Historia est un magazine fort sérieux destiné à éclairer les revues qui s’intéressent à l’histoire. A notre connaissance il diffuse des messages rigoureux et bienvenus, parce que l’historiographie n’est pas très connue en France : l’histoire de France elle-même a été écrite par des auteurs souvent aveuglés par leur idéologie. Par exemple pour les uns la vraie Révolution Française – donnée en exemple aux étrangers mais aussi aux écoliers, collégiens, lycéens, étudiants français – commence en 1789, pour d’autres en 1973.
Serge Schweitzer est féru d’histoire, et publie des ouvrages et des articles que nous pouvons tenir pour scientifique et apprécier. Il nous indique qu’Edouard Philippe, créateur et tête de liste de Renaissance, a donné une interviex à Historia. Il remonte l’histoire de sa famille jusqu’à son grand’père, docker cégétiste sur le poort du Havre, et dont il est fier. Il explique ensuite comment ses opinions politiques ont évolué, du Parti Socialiste à Renaissance, avec une confidence intéressante :
« Au fil de mes études, au gré des rencontres, des voyages, des lectures, dont celle décisive de La Route de la Servitude (1944) de l’économiste autrichien Friedrich Hayek, qui érige la liberté en fondement de la vie en société, j’ai peu à peu glissé vers la droite. Sans renier mes engagements de jeunesse ni mon arrière-grand-père ».
Les libéraux ont toujours soutenu que la vie politique française devra tôt ou tard se mettre à l’heure du libéralisme[1], car aucun pays ne peut se dire libre avec des taux records de dépenses publiques (57 %du PIB) de prélèvements obligatoires (48%) de dette publique (130%), et encore moins avec le contrôle de l’information, de l’éducation, de la vie privée. Edouad Philippe a doublement raison : nous sommes sur la voie de la servitude, et il faut une rupture avec le despotisme et le populisme.

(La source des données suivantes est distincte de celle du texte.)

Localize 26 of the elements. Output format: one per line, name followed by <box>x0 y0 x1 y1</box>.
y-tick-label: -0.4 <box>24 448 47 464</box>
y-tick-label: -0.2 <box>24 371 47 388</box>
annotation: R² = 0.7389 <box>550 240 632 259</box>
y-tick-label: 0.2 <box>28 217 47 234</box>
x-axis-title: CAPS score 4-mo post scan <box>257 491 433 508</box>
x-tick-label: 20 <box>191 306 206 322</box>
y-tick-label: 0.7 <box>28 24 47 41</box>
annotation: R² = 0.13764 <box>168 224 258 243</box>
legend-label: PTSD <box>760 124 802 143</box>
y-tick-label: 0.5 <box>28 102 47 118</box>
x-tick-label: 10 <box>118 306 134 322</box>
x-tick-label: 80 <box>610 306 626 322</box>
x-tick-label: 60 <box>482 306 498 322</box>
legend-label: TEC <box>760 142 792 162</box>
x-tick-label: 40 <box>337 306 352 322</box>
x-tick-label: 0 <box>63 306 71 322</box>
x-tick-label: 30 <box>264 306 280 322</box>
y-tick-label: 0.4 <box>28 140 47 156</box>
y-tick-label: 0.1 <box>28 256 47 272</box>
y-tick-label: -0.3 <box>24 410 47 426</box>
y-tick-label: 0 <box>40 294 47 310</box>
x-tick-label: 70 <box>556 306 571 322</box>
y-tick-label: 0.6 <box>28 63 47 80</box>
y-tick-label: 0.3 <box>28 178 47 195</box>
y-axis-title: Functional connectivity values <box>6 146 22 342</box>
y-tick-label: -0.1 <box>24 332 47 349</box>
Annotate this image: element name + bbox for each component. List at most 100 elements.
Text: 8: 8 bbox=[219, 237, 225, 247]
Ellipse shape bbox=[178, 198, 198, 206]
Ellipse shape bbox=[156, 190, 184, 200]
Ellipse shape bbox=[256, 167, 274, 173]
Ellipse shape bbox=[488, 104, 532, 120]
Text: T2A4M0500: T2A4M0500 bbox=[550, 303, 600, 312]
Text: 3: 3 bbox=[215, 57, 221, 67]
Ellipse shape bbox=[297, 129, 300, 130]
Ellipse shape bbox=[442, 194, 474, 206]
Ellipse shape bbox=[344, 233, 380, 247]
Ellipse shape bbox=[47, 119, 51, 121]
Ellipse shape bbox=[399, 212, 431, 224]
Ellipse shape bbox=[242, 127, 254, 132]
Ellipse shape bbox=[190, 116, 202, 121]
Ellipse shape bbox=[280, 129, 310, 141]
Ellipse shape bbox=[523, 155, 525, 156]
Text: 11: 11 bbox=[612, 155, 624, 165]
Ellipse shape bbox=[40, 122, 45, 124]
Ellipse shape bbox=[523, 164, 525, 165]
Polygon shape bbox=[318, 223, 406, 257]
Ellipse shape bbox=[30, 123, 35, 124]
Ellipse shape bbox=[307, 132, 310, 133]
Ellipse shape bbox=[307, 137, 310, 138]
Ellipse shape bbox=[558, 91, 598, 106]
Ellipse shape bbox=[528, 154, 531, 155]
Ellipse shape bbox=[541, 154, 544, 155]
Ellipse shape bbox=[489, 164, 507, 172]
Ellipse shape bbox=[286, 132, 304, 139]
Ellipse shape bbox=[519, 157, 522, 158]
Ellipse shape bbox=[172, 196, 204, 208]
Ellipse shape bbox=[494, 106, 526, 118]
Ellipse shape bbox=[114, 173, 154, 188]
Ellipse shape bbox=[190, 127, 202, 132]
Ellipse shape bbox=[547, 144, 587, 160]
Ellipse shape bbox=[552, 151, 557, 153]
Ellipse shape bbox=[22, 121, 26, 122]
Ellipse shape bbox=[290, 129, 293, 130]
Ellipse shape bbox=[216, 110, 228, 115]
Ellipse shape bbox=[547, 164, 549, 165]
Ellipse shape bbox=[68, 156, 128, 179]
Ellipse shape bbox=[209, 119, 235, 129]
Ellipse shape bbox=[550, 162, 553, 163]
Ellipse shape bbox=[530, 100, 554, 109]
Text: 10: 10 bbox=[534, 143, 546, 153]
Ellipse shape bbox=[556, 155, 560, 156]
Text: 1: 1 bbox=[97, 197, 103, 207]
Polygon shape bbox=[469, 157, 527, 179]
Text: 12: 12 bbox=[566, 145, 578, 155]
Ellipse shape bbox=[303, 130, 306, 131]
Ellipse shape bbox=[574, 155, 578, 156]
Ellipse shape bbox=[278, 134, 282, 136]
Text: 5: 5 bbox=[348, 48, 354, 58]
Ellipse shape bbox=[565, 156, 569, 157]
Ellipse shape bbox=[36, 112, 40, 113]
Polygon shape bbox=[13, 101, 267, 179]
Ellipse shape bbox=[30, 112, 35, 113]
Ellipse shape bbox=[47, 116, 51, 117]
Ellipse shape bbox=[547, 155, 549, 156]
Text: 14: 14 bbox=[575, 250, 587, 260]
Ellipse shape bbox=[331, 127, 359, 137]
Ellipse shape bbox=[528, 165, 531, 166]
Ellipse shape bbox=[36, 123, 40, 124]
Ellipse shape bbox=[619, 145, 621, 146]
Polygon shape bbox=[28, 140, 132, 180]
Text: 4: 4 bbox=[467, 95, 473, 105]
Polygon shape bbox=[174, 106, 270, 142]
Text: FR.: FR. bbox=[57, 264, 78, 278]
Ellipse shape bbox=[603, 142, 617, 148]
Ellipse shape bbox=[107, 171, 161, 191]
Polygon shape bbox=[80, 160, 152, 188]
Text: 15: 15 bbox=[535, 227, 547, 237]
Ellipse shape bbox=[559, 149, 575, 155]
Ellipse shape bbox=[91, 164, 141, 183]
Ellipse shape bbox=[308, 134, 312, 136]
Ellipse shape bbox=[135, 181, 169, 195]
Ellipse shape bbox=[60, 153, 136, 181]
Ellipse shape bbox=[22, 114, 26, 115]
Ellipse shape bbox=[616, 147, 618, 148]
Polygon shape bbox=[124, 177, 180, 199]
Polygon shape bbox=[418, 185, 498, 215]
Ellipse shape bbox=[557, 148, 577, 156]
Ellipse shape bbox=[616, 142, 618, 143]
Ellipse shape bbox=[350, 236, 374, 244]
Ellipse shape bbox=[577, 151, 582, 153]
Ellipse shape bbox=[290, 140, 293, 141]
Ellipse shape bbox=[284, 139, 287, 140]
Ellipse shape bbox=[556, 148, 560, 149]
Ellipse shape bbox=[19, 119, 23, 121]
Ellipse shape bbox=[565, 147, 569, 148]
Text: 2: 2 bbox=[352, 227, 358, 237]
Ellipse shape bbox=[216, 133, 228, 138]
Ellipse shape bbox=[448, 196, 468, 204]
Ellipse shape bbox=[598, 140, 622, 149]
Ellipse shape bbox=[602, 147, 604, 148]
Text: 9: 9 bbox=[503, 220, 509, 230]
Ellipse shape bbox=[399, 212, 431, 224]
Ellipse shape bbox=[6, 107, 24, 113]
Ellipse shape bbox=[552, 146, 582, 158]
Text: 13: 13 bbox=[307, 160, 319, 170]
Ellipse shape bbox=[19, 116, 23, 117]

Nous devons cependant lui reprocher une erreur et formuler un doute. L’erreur est grave : il affirme que Hayek l’a fait « glisser vers la droite ». Mais quelle droite : Giscard, Chirac, Balladur, Sarkozy, Macron, Rachida Dati ? Les libéraux ont fait le constat : la droite française n’a fait que du socialisme ou de la sociale-démocratie depuis 1944. Alors peut naître un doute : ne revêt-il pas les habits de la droite pour capter les suffrages d’électeurs tentés par un vote Le Pen (vote de rejet de Macron et de la gauche qui le soutient – de Bone à Séjourné- ou plus simplement des abstentionnistes qui n’ont pas encore identifié un candidat, qui en 2027 proposerait une offre politique de totale rupture, revenant à l’Etat minimal, à la libre entreprise, au libre échange et à la privatisation d’un secteur public inefficace et ruineux alors qu’il concerne des domaines décisifs comme l’éducation, la santé, le logement, les transports, la culture, etc. Mais ce doute est peut-être inspiré par le pessimisme ou notre mauvaise foi. On verra Renaissance et Edouard Philippe à l’œuvre.
[1] Cela a failli se faire avec Giscard (1974) Chirac (1986 et 1995) et Fillon (2017) mais chaque fois les « hommes providentiels ont trahi l’électorat libéral (sauf Fillon liquidé par une justice expéditive). Georges Pompidou avait aussi déclaré « Il faut cesser d’emmerder les Français », critiquant le dirigisme, ennemi naturel du libéralisme.